China and India have always been seperated not only by the Himalayas, but also by the impenetrable jungle and remote areas that once stretched across Burma. Now this last great frontier will likely vanish - forests cut down, dirt roads replaced by superhighways, insurgencies ended - leaving China and India exposed to each other as never before. This basic shift in geography is as profound as the opening of the Suez Canal and is taking place just as the centre of the world's economy moves to the East.
Thant Myint-U has travelled extensively across this vast territory, where high-speed trains and gleaming shopping malls now sit alongside the last remaining forests and impoverished mountain communities. In Where China Meets India he explores the new strategic centrality of Burma, the country of his ancestry, where Asia's two rising giant powers - China and India - appear to be vying for supremacy.
Part travelogue, part history, part investigation, Where China Meets India takes us across the fast-changing Asian frontier, giving us a masterful account of the region's long and rich history and its sudden significance for the rest of the world.
Thant Myint-U is the author of The River of Lost Footsteps and has written articles for the New York Times, the Washington Post and the New Statesman. He has worked alongside Kofi Annan at the UN's Department of Political Affairs and currently works as a special consultant to the Burmese government.
Policy analysis, travelogue, and history combine in the latest from former UN diplomat Thant (The River of Lost Footsteps).
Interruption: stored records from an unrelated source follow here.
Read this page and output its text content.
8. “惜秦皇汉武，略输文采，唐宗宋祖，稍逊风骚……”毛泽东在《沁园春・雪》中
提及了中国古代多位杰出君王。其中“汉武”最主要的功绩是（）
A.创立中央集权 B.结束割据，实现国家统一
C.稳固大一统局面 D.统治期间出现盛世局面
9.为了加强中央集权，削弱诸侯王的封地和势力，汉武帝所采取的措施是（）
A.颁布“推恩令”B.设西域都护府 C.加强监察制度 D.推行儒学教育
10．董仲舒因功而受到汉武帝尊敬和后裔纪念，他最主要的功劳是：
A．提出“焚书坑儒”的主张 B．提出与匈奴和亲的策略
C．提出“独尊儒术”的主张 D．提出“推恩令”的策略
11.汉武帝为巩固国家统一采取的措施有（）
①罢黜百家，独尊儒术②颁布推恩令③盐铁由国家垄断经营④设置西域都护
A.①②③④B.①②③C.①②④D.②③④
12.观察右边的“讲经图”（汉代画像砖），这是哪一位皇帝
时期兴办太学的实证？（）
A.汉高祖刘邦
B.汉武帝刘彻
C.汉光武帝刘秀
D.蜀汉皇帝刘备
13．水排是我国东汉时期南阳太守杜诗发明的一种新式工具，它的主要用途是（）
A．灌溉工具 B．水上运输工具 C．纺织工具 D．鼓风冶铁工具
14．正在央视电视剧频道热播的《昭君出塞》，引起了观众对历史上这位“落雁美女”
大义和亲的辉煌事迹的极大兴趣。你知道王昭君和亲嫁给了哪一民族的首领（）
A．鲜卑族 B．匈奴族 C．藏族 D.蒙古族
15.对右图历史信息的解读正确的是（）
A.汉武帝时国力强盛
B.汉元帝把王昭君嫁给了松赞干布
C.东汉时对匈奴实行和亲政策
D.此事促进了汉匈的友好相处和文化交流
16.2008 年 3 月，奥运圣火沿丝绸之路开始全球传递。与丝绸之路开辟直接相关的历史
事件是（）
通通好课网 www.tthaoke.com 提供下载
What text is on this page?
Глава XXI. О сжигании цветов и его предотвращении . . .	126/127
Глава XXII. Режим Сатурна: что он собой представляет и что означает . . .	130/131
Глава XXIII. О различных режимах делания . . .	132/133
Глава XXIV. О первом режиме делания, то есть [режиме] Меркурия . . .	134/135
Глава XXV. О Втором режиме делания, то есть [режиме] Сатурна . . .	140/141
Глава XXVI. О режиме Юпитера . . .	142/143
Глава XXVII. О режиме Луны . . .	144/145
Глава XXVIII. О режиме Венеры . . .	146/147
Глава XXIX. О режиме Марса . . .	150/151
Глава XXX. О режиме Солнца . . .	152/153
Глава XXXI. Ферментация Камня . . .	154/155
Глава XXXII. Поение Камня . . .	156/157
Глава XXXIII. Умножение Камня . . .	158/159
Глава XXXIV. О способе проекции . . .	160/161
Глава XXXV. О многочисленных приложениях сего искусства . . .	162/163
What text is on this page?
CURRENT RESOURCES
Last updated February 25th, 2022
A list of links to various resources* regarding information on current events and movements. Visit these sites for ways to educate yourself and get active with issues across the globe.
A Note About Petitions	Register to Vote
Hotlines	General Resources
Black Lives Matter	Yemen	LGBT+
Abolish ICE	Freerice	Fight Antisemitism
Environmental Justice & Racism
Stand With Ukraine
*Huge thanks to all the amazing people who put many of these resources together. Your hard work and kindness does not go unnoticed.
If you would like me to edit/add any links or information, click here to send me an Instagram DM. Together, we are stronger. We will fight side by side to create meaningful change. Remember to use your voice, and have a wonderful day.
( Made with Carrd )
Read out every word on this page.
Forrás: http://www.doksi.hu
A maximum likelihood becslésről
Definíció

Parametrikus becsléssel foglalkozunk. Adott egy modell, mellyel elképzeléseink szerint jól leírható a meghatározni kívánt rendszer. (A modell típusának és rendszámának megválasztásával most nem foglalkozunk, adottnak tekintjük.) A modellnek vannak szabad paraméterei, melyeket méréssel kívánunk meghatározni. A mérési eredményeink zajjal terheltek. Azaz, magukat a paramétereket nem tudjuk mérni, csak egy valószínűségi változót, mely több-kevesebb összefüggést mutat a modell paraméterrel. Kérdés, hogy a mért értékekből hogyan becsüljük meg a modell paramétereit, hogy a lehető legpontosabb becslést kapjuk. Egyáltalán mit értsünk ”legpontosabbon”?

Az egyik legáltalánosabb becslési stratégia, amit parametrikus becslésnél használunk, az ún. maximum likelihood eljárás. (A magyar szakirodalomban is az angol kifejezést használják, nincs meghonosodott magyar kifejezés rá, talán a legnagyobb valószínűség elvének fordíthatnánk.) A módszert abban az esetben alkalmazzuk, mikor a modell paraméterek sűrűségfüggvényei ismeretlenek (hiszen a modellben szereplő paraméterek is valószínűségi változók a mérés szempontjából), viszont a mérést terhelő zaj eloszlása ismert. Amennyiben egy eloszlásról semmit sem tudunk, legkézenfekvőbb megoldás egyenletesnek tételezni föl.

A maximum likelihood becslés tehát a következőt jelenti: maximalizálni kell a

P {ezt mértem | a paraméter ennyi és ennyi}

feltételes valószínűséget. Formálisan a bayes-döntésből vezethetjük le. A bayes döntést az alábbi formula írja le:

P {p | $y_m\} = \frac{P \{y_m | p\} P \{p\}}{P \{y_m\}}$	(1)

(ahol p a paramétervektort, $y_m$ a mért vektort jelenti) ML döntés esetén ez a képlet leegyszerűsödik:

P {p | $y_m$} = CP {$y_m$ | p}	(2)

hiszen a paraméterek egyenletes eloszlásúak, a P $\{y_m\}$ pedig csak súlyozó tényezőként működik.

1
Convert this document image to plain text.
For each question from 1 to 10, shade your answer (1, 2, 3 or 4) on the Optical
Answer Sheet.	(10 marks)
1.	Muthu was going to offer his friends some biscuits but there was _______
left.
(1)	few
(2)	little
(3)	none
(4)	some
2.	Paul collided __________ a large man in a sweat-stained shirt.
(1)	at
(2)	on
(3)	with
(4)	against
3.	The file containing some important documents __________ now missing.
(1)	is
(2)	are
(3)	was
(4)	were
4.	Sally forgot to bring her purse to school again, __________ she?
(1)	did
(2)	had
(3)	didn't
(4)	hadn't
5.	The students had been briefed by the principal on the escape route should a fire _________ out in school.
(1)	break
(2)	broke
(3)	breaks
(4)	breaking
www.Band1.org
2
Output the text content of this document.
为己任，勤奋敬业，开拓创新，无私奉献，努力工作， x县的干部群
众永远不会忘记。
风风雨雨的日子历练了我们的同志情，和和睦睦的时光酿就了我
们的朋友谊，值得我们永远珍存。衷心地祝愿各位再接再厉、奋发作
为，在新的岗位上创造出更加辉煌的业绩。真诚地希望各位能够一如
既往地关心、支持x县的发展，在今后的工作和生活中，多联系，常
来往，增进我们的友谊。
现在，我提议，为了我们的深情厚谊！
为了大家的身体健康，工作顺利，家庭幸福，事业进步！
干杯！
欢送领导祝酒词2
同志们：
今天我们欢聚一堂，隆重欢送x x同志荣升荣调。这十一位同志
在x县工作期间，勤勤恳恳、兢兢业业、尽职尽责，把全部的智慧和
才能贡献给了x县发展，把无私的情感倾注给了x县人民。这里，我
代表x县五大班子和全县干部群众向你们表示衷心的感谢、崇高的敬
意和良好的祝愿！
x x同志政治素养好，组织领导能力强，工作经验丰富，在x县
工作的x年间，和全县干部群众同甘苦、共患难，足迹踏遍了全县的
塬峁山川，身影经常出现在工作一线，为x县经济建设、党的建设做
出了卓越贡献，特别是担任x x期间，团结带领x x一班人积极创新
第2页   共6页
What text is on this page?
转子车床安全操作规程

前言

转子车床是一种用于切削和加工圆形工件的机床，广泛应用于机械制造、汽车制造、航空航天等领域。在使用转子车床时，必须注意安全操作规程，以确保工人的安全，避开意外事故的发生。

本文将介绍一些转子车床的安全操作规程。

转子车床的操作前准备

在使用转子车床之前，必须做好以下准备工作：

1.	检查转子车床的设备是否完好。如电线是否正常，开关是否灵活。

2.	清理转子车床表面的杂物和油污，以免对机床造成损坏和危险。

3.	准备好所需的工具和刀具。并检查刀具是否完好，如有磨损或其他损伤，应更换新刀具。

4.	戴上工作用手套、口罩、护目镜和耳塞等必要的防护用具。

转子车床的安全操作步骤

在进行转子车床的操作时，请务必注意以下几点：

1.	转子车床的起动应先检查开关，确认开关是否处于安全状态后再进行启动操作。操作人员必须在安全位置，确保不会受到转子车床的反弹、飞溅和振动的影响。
Focuses on his home country of Burma, and the area encompassed by a diameter of 1,000 miles drawn from the city of Mandalay on the edge of the Shan Plateau, Thant suggests that this corner of the world (with a population of 600 million) is destined to become a bridge between Bengal, Bangladesh, India's North Eastern Provinces, and China's Yunnan province. As China moves down to the coast, the pipelines, refineries, hydro-electric dams, and transmission lines presently under construction are setting the stage. Thant foresees conditions in which both Burma's military rulers and India will seek to balance China's outreach, with a flowering of economic potential as a possible result. Thant's knowledge of Burma's history, peoples, cultures, and kingdoms brings focus to his travels through the area. The constant interplay between his experiences and knowledge of the region make this book a gem, with myriad rare insights.